Research and development of interactive visualisation methods for visualising and understanding complex systems, such
as modern cars or the human body.
Modern engineering is impossible without simulation. In order to understand various phenomena, the engineers build complex computer models to simulate the abstract models describing the phenomenon to be investigated. In the case of internal combustion engines, domain experts need very complex volume meshes, which are used in computational fluid dynamics simulations. For each cell of a volume various parameters are computed. These cells can be of various shapes; even arbitrary polyhedrons are supported in modern simulations. As the complexity of the meshes increases, they no longer fit into the main memory of a workstation. Still, the user needs to display and manipulate the mesh interactively. The mesh generation is done mostly automatically, but users need, for example, to move some vertices, or define a sub-volume.

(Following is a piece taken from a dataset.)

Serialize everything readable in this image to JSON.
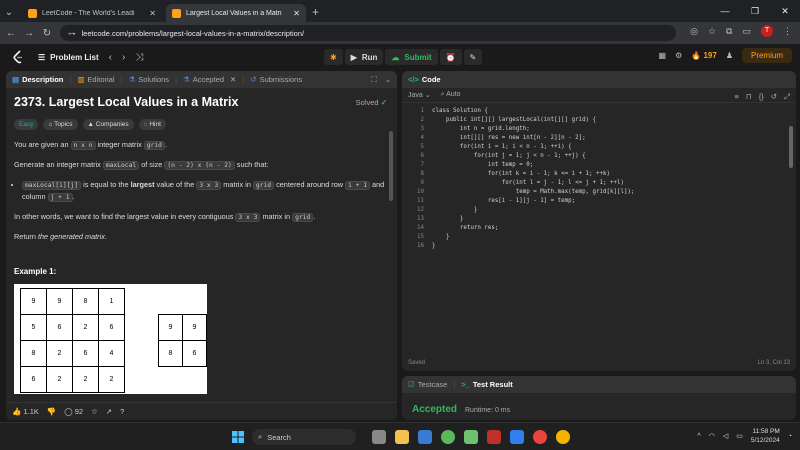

Our task is to make it possible to display and interactively manipulate meshes that are far too large to fit into main memory. Besides the mesh itself, users want to depict simulation results on the mesh as well. In this case meshes are not manipulated anymore, but users have to be able to interact with visualization objects (seeding of flow lines, moving the cutting planes, etc.). To fulfill this task, we have developed a new visualization framework, which is based on ParaView (by Kitware) and the AVL ASTViewer, and combines the strengths of both systems. The full spectrum of visualization methods offered by ParaView is supported, and, on the other hand, users can flexibly combine all available filters and operators in an intuitive way. The rendering itself is done using AVL’s ASTViewer, which runs on MS Windows and Linux platforms, and takes care of efficient rendering independent of the graphics library actually used.
The system supports various parallelization strategies, from a basic approach, where the CPU cores of a single workstation are utilized, to huge computer clusters (communicating via MPI) utilizing data parallelism and client/server separation. Depending on the hardware specifications of the client and the size of the data set, rendering can be done locally (client receives geometry data), in parallel on the remote server (client receives image data) or by combining remotely rendered images with locally rendered geometry (client receives image and z-buffer/depth data). By applying the appropriate strategies, the domain experts can now interact with huge volume meshes with up to 109 cells. This is essential in exploring and understanding various phenomena in modern engines. Simulation and advanced visualization and analysis methods make it possible to meet today’s very strict emission regulations and to develop highly efficient engines all users are expecting nowadays.